More Than Just Words

I have been a Christian since I was 18-years-old and I am still amazed at how the so-called followers of the Prince of Peace can blast away at each other in the cause of self-righteousness. There is an old children's rhyme that goes, "Sticks and stones may break my bones, but words will never hurt me." Rubbish. Of course, words hurt. That's why people use them in this fashion.

Most of our readers, friends and supporters are wonderful, kind, and thoughtful people. They do not always agree with us and often express their concerns graciously and intelligently. I, personally, have learned a lot from such folks in the years that I have been a part of The Voice of the Martyrs. I am grateful to God for their role in sharpening my focus and skills, as well as those of my co-workers.

From time to time, however, we receive a particularly unpleasant letter and email; correspondence laced with false accusations, sometimes dripping in hatred, and always demanding in tone. Sometimes the criticisms are entirely valid and the critic is right in what he/she is saying. How it is said, however, it makes it so much harder to accept than it might have been, had they written less caustically.

I wish it were otherwise but we are not the only ones who are on the receiving end of such blasts, even if well-meaning. From what I understand from other Christian leaders of churches and mission organizations, the problem seems endemic. An increasing number of their supporters or congregants seem to feel little need to hold back in expressing their discontent with the service they receive or their disagreement with something said. Political leaders, too, have frequently noted that often the most bombastic, hateful, thoughtless and poorly researched letters come from those who call themselves born-again Christians. Is it any wonder that they don't take our concerns seriously on Parliament Hill?

I have nothing against strongly held and even strongly stated opinions. And I say this not in an attempt to stifle feedback from our friends and supporters. By no means! We welcome both compliments and criticism as we seek to continue to glorify God by being Canada's effective and reliable source of information and support of persecuted Christians around the world.

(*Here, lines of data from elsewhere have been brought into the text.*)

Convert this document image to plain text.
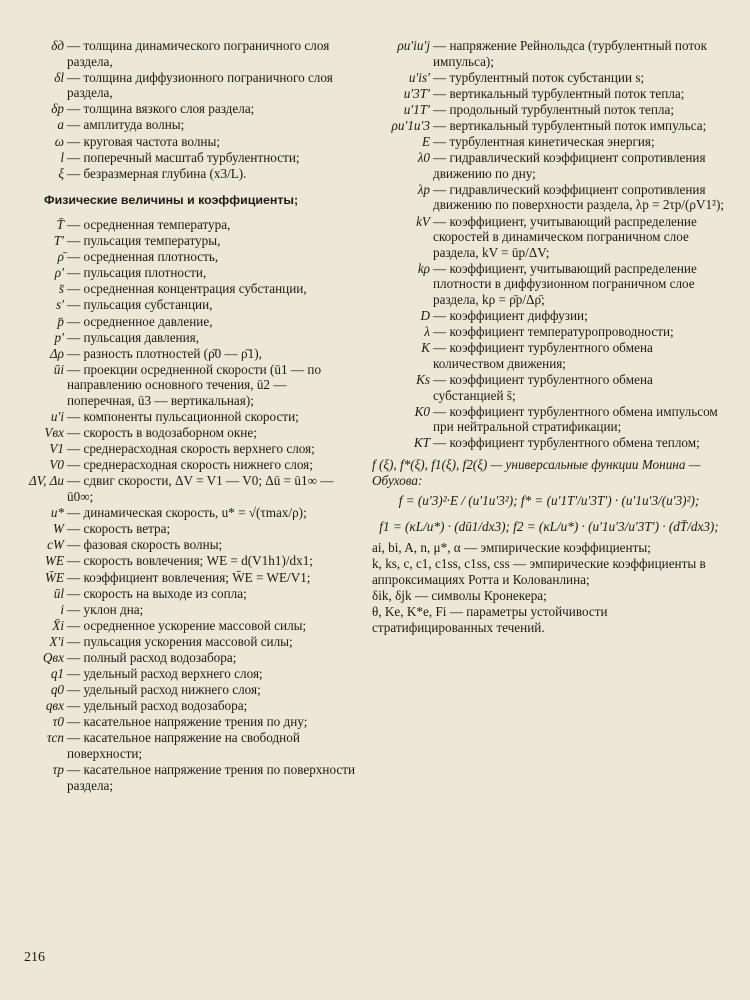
δд — толщина динамического пограничного слоя раздела,
δl — толщина диффузионного пограничного слоя раздела,
δр — толщина вязкого слоя раздела;
a — амплитуда волны;
ω — круговая частота волны;
l — поперечный масштаб турбулентности;
ξ — безразмерная глубина (x3/L).
Физические величины и коэффициенты;
T̄ — осредненная температура,
T′ — пульсация температуры,
ρ̄ — осредненная плотность,
ρ′ — пульсация плотности,
s̄ — осредненная концентрация субстанции,
s′ — пульсация субстанции,
p̄ — осредненное давление,
p′ — пульсация давления,
Δρ — разность плотностей (ρ̄0 — ρ̄1),
ūi — проекции осредненной скорости (ū1 — по направлению основного течения, ū2 — поперечная, ū3 — вертикальная);
u′i — компоненты пульсационной скорости;
Vвх — скорость в водозаборном окне;
V1 — среднерасходная скорость верхнего слоя;
V0 — среднерасходная скорость нижнего слоя;
ΔV, Δu — сдвиг скорости, ΔV = V1 — V0; Δū = ū1∞ — ū0∞;
u* — динамическая скорость, u* = √(τmax/ρ);
W — скорость ветра;
cW — фазовая скорость волны;
WE — скорость вовлечения; WE = d(V1h1)/dx1;
W̄E — коэффициент вовлечения; W̄E = WE/V1;
ūl — скорость на выходе из сопла;
i — уклон дна;
X̄i — осредненное ускорение массовой силы;
X′i — пульсация ускорения массовой силы;
Qвх — полный расход водозабора;
q1 — удельный расход верхнего слоя;
q0 — удельный расход нижнего слоя;
qвх — удельный расход водозабора;
τ0 — касательное напряжение трения по дну;
τсп — касательное напряжение на свободной поверхности;
τр — касательное напряжение трения по поверхности раздела;
ρu′iu′j — напряжение Рейнольдса (турбулентный поток импульса);
u′is′ — турбулентный поток субстанции s;
u′3T′ — вертикальный турбулентный поток тепла;
u′1T′ — продольный турбулентный поток тепла;
ρu′1u′3 — вертикальный турбулентный поток импульса;
E — турбулентная кинетическая энергия;
λ0 — гидравлический коэффициент сопротивления движению по дну;
λр — гидравлический коэффициент сопротивления движению по поверхности раздела, λр = 2τр/(ρV1²);
kV — коэффициент, учитывающий распределение скоростей в динамическом пограничном слое раздела, kV = ūр/ΔV;
kρ — коэффициент, учитывающий распределение плотности в диффузионном пограничном слое раздела, kρ = ρ̄р/Δρ̄;
D — коэффициент диффузии;
λ — коэффициент температуропроводности;
K — коэффициент турбулентного обмена количеством движения;
Ks — коэффициент турбулентного обмена субстанцией s̄;
K0 — коэффициент турбулентного обмена импульсом при нейтральной стратификации;
KT — коэффициент турбулентного обмена теплом;
f (ξ), f*(ξ), f1(ξ), f2(ξ) — универсальные функции Монина — Обухова:
f = (u′3)²·E / (u′1u′3²); f* = (u′1T′/u′3T′) · (u′1u′3/(u′3)²);
f1 = (κL/u*) · (dū1/dx3); f2 = (κL/u*) · (u′1u′3/u′3T′) · (dT̄/dx3);
ai, bi, A, n, μ*, α — эмпирические коэффициенты;
k, ks, c, c1, c1ss, c1ss, css — эмпирические коэффициенты в аппроксимациях Ротта и Колованлина;
δik, δjk — символы Кронекера;
θ, Ke, K*e, Fi — параметры устойчивости стратифицированных течений.
216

No, what I yearn to see is a greater degree of grace being evident in the words (spoken or written) of those who are temples of the Holy Spirit; an understanding that they are communicating with someone who is the image of God and that disrespect shown to any human being is disrespect shown to the Creator, Himself (James 3:9). The apostle James asks, "Does a spring pour forth from the same opening both fresh and salt water? Can a fig tree, my brothers, bear olives, or a grapevine produce figs? Neither can a salt pond yield fresh water." These words are reminiscent of those spoken by his Brother years earlier to a group of religious folks who seemed to think that they could say pretty much whatever they wanted to; "You brood of vipers! How can you speak good, when you are evil? For out of the abundance of the heart the mouth speaks. The good person out of his good treasure brings forth good, and the evil person out of his evil treasure brings forth evil. I tell you, on the day of judgment people will give account for every careless word they speak, for by your words you will be justified, and by your words you will be condemned" (Matthew 12:34-37).

1 comment:

Derek Miedema said...

Amen and amen to that. I feel very strongly that Christians need to speak the truth in love. This doesn't mean softening our views necessarily, but how we express them. The aftertaste, if you will, of a letter from a Christian should always be a sense that the writer wants something better for the recipient, not worse. We're called, not to kick at the darkness, but to be light. Any vile hatred from Christians gives Christ himself a bad name.